The guiding Buddhist notion of impermanence plays a central role in the story of Dolkar, a young woman who embarked on a perilous trek to India with her father when she was a girl. Now firmly part of Delhi’s large Tibetan community, Dolkar is helping Gompo, a recent arrival fleeing Chinese security forces in Lhasa. Slowly, Dolkar recognises Gompo as the guide who abandoned her group on a treacherous Himalayan path all those years ago. But is this really him? Dolkar’s consuming memories of childhood trauma are artfully threaded into the suspenseful depiction of her desire for revenge. Sarin and Sonam have documented the Tibetan experience for more than 20 years. This is one of their finest films yet.

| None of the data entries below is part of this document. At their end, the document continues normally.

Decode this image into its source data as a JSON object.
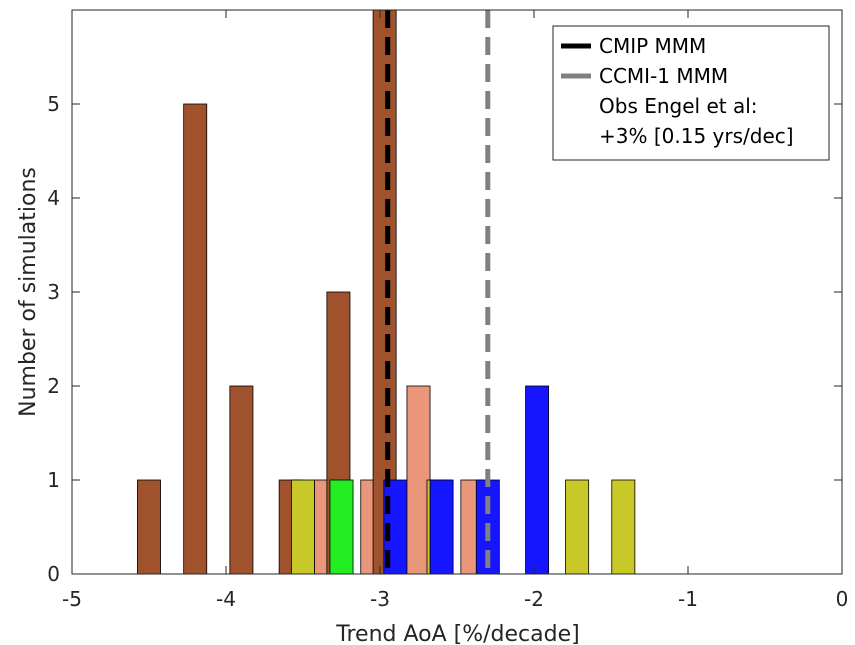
{
  "chart_data": {
    "type": "bar",
    "xlabel": "Trend AoA  [%/decade]",
    "ylabel": "Number of simulations",
    "xlim": [
      -5,
      0
    ],
    "ylim": [
      0,
      6
    ],
    "xticks": [
      -5,
      -4,
      -3,
      -2,
      -1,
      0
    ],
    "xtick_labels": [
      "-5",
      "-4",
      "-3",
      "-2",
      "-1",
      "0"
    ],
    "yticks": [
      0,
      1,
      2,
      3,
      4,
      5
    ],
    "ytick_labels": [
      "0",
      "1",
      "2",
      "3",
      "4",
      "5"
    ],
    "grid": false,
    "legend_position": "top-right",
    "bar_width": 0.15,
    "bars": [
      {
        "x": -4.5,
        "value": 1,
        "color": "#a0522d"
      },
      {
        "x": -4.2,
        "value": 5,
        "color": "#a0522d"
      },
      {
        "x": -3.9,
        "value": 2,
        "color": "#a0522d"
      },
      {
        "x": -3.58,
        "value": 1,
        "color": "#a0522d"
      },
      {
        "x": -3.5,
        "value": 1,
        "color": "#c8c828"
      },
      {
        "x": -3.35,
        "value": 1,
        "color": "#e9967a"
      },
      {
        "x": -3.27,
        "value": 3,
        "color": "#a0522d"
      },
      {
        "x": -3.25,
        "value": 1,
        "color": "#22ee22"
      },
      {
        "x": -3.05,
        "value": 1,
        "color": "#e9967a"
      },
      {
        "x": -2.97,
        "value": 6,
        "color": "#a0522d"
      },
      {
        "x": -2.9,
        "value": 1,
        "color": "#1515ff"
      },
      {
        "x": -2.75,
        "value": 2,
        "color": "#e9967a"
      },
      {
        "x": -2.62,
        "value": 1,
        "color": "#c8c828"
      },
      {
        "x": -2.6,
        "value": 1,
        "color": "#1515ff"
      },
      {
        "x": -2.4,
        "value": 1,
        "color": "#e9967a"
      },
      {
        "x": -2.3,
        "value": 1,
        "color": "#1515ff"
      },
      {
        "x": -1.98,
        "value": 2,
        "color": "#1515ff"
      },
      {
        "x": -1.72,
        "value": 1,
        "color": "#c8c828"
      },
      {
        "x": -1.42,
        "value": 1,
        "color": "#c8c828"
      }
    ],
    "reference_lines": [
      {
        "name": "CMIP MMM",
        "x": -2.95,
        "color": "#000000"
      },
      {
        "name": "CCMI-1 MMM",
        "x": -2.3,
        "color": "#808080"
      }
    ],
    "legend_entries": [
      {
        "label": "CMIP MMM",
        "color": "#000000"
      },
      {
        "label": "CCMI-1 MMM",
        "color": "#808080"
      },
      {
        "label": "Obs Engel et al:",
        "color": ""
      },
      {
        "label": "+3% [0.15 yrs/dec]",
        "color": ""
      }
    ]
  }
}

June 14th | Friday | Dendy Opera Quays Cinema 3 | 6:30 pm
June 16th | Sunday | Hayden Orpheum Cremorne | 1:45 pm


The Third Wife

The Third Wife by Ash Mayfair – Vietnam | 2018 – 112 minutes

Mayfair’s dreamlike feminist tale of repressed desire is filled with passion, beauty and melancholy. May (Nguyễn Phương Trà My) is a teenager who, through an arranged marriage, becomes the third wife of prosperous rural landowner Hung. She quickly comes of age, learning what she can about sex, and also about the strict patriarchal hierarchy of her society: a world in which women are scarcely more than property and fulfilment of any kind is fleeting. May soon pins all her hopes on becoming the first of Hung’s wives to bear him a son. Writer/director Mayfair based the tale in part on her own family history, recruiting a splendid cast including the great Trần Nữ Yên Khê (The Scent of Green Papaya). The Third Wife’s ravishing cinematography brings the pastoral setting to life with a mix of lyricism and bracing immediacy.

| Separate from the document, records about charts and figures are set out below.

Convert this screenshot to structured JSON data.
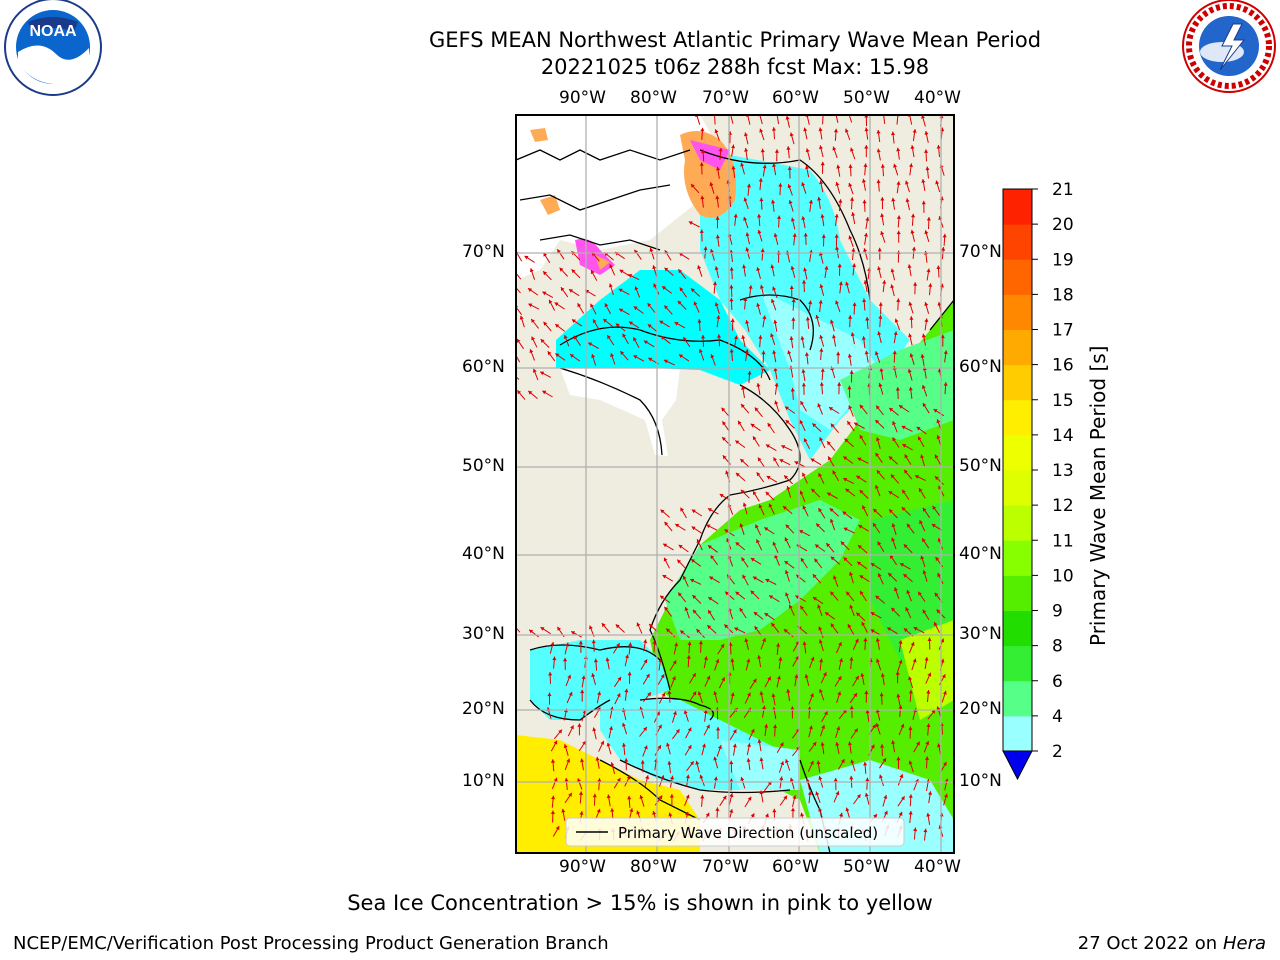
{
  "title_line1": "GEFS MEAN Northwest Atlantic Primary Wave Mean Period",
  "title_line2": "20221025 t06z 288h fcst   Max: 15.98",
  "subtitle": "Sea Ice Concentration > 15% is shown in pink to yellow",
  "footer_left": "NCEP/EMC/Verification Post Processing Product Generation Branch",
  "footer_right_date": "27 Oct 2022 on ",
  "footer_right_host": "Hera",
  "legend_label": "Primary Wave Direction (unscaled)",
  "colorbar": {
    "label": "Primary Wave Mean Period [s]",
    "ticks": [
      "2",
      "4",
      "6",
      "8",
      "9",
      "10",
      "11",
      "12",
      "13",
      "14",
      "15",
      "16",
      "17",
      "18",
      "19",
      "20",
      "21"
    ],
    "colors": [
      "#0066ff",
      "#00ccff",
      "#00ffff",
      "#33ffff",
      "#66ffff",
      "#99ffff",
      "#55ff88",
      "#33ee33",
      "#22dd00",
      "#55ee00",
      "#88ff00",
      "#bbff00",
      "#ddff00",
      "#eeff00",
      "#ffee00",
      "#ffcc00",
      "#ffaa00",
      "#ff8800",
      "#ff6600",
      "#ff4400",
      "#ff2200"
    ],
    "under_color": "#0000ee"
  },
  "lon_labels": [
    "90°W",
    "80°W",
    "70°W",
    "60°W",
    "50°W",
    "40°W"
  ],
  "lat_labels": [
    "70°N",
    "60°N",
    "50°N",
    "40°N",
    "30°N",
    "20°N",
    "10°N"
  ],
  "colors": {
    "land": "#efede0",
    "arrow": "#dd0000",
    "grid": "#b0b0b0",
    "ice_pink": "#ff55ee",
    "ice_orange": "#ffaa55"
  },
  "logos": {
    "noaa": "NOAA",
    "nws": "NATIONAL WEATHER SERVICE"
  }
}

June 5 | Wednesday | Dendy Opera Quays Cinema 2 | 8:30 pm
June 6th | Thursday | Hayden Orpheum Cremorne | 6:30 pm
June 7th | Friday | State Theatre | 11:45 pm


The Wandering Chef

The Wandering Chef by Hye Ryeong Park – South Korea | 2018 – 87 minutes

Jiho Im is known as ‘The Wandering Chef’, and his journeys take him across the Korean peninsula. He forages for unique ingredients, mosses, herbs and roots recognised for their medicinal properties. As he traverses the country, he encounters locals, carries their burdens and prepares meals for them. He meets Soon-Gyu, an elderly woman who offers him a bowl of soup. In return, he prepares a meal, which she and her husband relish. So, he returns, this time conceiving and creating innumerable dishes. Jiho Im never knew his mother, and his longing for maternal connection imbues his relationship with Soon-Gyu. Hye-Ryoung Park’s poignant documentary illustrates the deep connection between food, ritual and memory.

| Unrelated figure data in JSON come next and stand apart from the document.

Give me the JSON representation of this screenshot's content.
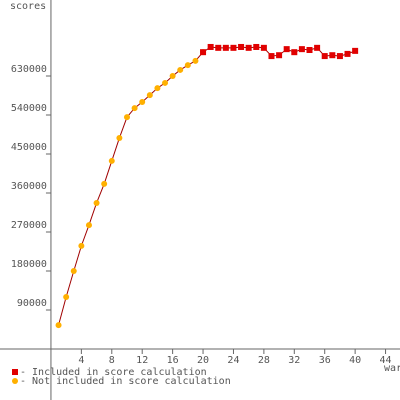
{
  "chart_data": {
    "type": "line",
    "y_label": "scores",
    "x_label": "war",
    "xlim": [
      -6.7,
      45.9
    ],
    "ylim": [
      -117700,
      805400
    ],
    "xticks": [
      4,
      8,
      12,
      16,
      20,
      24,
      28,
      32,
      36,
      40,
      44
    ],
    "yticks": [
      90000,
      180000,
      270000,
      360000,
      450000,
      540000,
      630000
    ],
    "line_color": "#a00000",
    "series": [
      {
        "name": "- Included in score calculation",
        "color": "#e00000",
        "marker": "square",
        "x": [
          20,
          21,
          22,
          23,
          24,
          25,
          26,
          27,
          28,
          29,
          30,
          31,
          32,
          33,
          34,
          35,
          36,
          37,
          38,
          39,
          40
        ],
        "values": [
          685000,
          697000,
          695000,
          695000,
          695000,
          697000,
          695000,
          697000,
          695000,
          676000,
          678000,
          692000,
          685000,
          692000,
          690000,
          695000,
          676000,
          678000,
          676000,
          681000,
          688000
        ]
      },
      {
        "name": "- Not included in score calculation",
        "color": "#ffb000",
        "marker": "circle",
        "x": [
          1,
          2,
          3,
          4,
          5,
          6,
          7,
          8,
          9,
          10,
          11,
          12,
          13,
          14,
          15,
          16,
          17,
          18,
          19,
          20
        ],
        "values": [
          55000,
          120000,
          180000,
          238000,
          286000,
          337000,
          381000,
          434000,
          487000,
          535000,
          556000,
          570000,
          586000,
          602000,
          614000,
          630000,
          644000,
          655000,
          665000,
          685000
        ]
      }
    ]
  }
}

June 15th | Saturday | Event Cinemas George St 9 | 4:30 pm
June 16th | Sunday | Event Cinemas George St 9 | 6:30 pm


Up the Mountain

Up the Mountain by Zhang Yang – China | 2018 – 126 minutes

Master painter and teacher Shen Jianhua moved from Shanghai to a mountaintop Yunnan village years ago. He offers drawing lessons to numerous guests, including elderly village ladies who produce colourful folk canvases. The women are delightful, chattering as they paint and cook, revealing much about their calm approach to the ups and downs – the very rhythms – of life. One of Shen’s pupils is less serene: newly married, he’s torn between staying and leaving for the big city. His story exemplifies the clash between modernity and tradition in today’s China. Using an aspect ratio similar to a painting, director Zhang Yang (Festival favourite Shower, SFF 1999) has crafted an exquisite, unhurried portrait of a community and the joy of creating.